Ha studiato a Milano?
«Sì, mi sono iscritto alla Statale per studiare Legge. Per cinque anni ho fatto il pendolare. Ovviamente, già la conoscevo. Per chi è di Monza come me, Milano è sempre stata la grande città in cui poter trovare tutto, la prima destinazione per uscire la sera con gli amici».
Com’è cambiata negli anni?
«Se penso alla Milano da bere, al divertimento, mi sembra cambiata in peggio. C’è meno varietà di offerte. Però adesso la trovo cresciuta, più internazionale, adulta e ricca di proposte culturali. E poi è sempre più milanese ma non troppo, che mi sembra il giusto mix».
Nel week end tende a scappare o a restare in città?
«Lo ammetto: vorrei essere sempre da qualche altra parte. Finché si lavora va bene, ma poi si trasforma in città un po’ lenta e noiosa, con troppa gente in giro e troppo casino».
Il “suo” posto magico in città?
«I chiostri della Statale. Bellissimi».
Vivrebbe altrove?
«Dipende. All’estero, sì. In Italia, mai. Qui tutto è possibile».
Che ne pensate delle unioni civili?
Sandro Santantonio – «Nella realtà quotidiana la nuova legge è cosa fatta da tempo, le polemiche di questi giorni sono semplicemente anacronistiche. Sono certo che la maggior parte delle persone sia favorevole ai matrimoni fra persone dello stesso sesso. A conferma del fatto che noi italiani siamo molto più avanti dei politici da quattro soldi che purtroppo ci rappresentano».

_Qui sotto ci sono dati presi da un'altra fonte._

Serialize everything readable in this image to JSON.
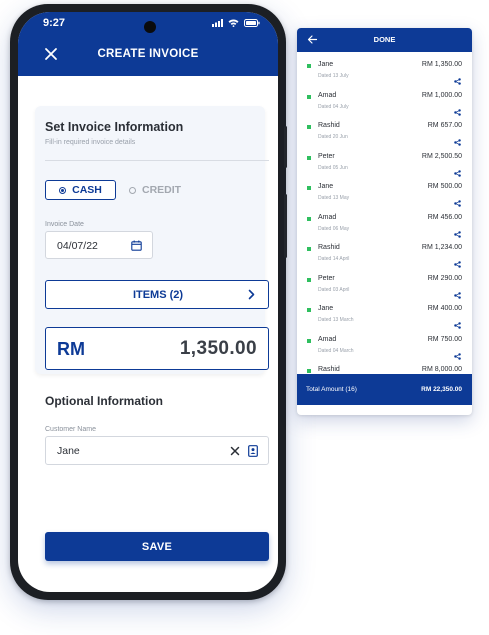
{
  "status_bar": {
    "time": "9:27"
  },
  "header": {
    "title": "CREATE INVOICE",
    "close_icon": "close-icon"
  },
  "invoice_info": {
    "title": "Set Invoice Information",
    "subtitle": "Fill-in required invoice details",
    "payment_options": [
      {
        "label": "CASH",
        "selected": true
      },
      {
        "label": "CREDIT",
        "selected": false
      }
    ],
    "date_label": "Invoice Date",
    "date_value": "04/07/22",
    "items_button": "ITEMS (2)",
    "amount_currency": "RM",
    "amount_value": "1,350.00"
  },
  "optional_info": {
    "title": "Optional Information",
    "customer_label": "Customer Name",
    "customer_value": "Jane"
  },
  "save_button": "SAVE",
  "done_panel": {
    "title": "DONE",
    "entries": [
      {
        "name": "Jane",
        "date": "Dated 13 July",
        "amount": "RM 1,350.00"
      },
      {
        "name": "Amad",
        "date": "Dated 04 July",
        "amount": "RM 1,000.00"
      },
      {
        "name": "Rashid",
        "date": "Dated 20 Jun",
        "amount": "RM 657.00"
      },
      {
        "name": "Peter",
        "date": "Dated 05 Jun",
        "amount": "RM 2,500.50"
      },
      {
        "name": "Jane",
        "date": "Dated 13 May",
        "amount": "RM 500.00"
      },
      {
        "name": "Amad",
        "date": "Dated 06 May",
        "amount": "RM 456.00"
      },
      {
        "name": "Rashid",
        "date": "Dated 14 April",
        "amount": "RM 1,234.00"
      },
      {
        "name": "Peter",
        "date": "Dated 03 April",
        "amount": "RM 290.00"
      },
      {
        "name": "Jane",
        "date": "Dated 13 March",
        "amount": "RM 400.00"
      },
      {
        "name": "Amad",
        "date": "Dated 04 March",
        "amount": "RM 750.00"
      },
      {
        "name": "Rashid",
        "date": "",
        "amount": "RM 8,000.00"
      }
    ],
    "total_label": "Total Amount (16)",
    "total_value": "RM 22,350.00"
  },
  "colors": {
    "primary": "#0d3a96",
    "accent_green": "#2fbf5f",
    "card_bg": "#f3f6fb"
  }
}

Andrea Cantù – «Se il ddl Cirinnà non dovesse passare con la formula “matrimonio” ancora una volta sarà evidente a tutti il clamoroso scollamento fra società civile e politica».
SS – «E poi c’è un po’ di delusione per papa Francesco…».
Cioè?
SS «Sono religioso, mi rivolgo a Dio tutti i giorni, vado a messa quando posso, e mi dispiace che il Papa intervenga su questi temi. Io la Bibbia l’ho letta, non c’è mai scritto qualcosa contro i gay».
Come valutate la questione dell’utero in affitto?
SS – «Noi siamo per l’adozione. Siamo contrari al fatto di avere un figlio che non sia di entrambi e soprattutto, visto che siamo impossibilitati fisicamente a procreare, siamo contrari a usare un escamotage così forte per soddisfare l’ego della singola persona. Detto questo, è già una realtà. Qualsiasi regolamentazione o limite sulla tematica dell’utero in affitto deve valere per tutti. Sono gli eterosessuali a usufruire maggiormente di questa soluzione».
Che ci fate in periferia, dalle parti di via Padova?
AC «Ho sempre amato la dimensione del loft e in questa ex fabbrica dove lavoriamo e viviamo ci troviamo benissimo. Mai avuto un problema nel quartiere. Anche questo è il bello di Milano».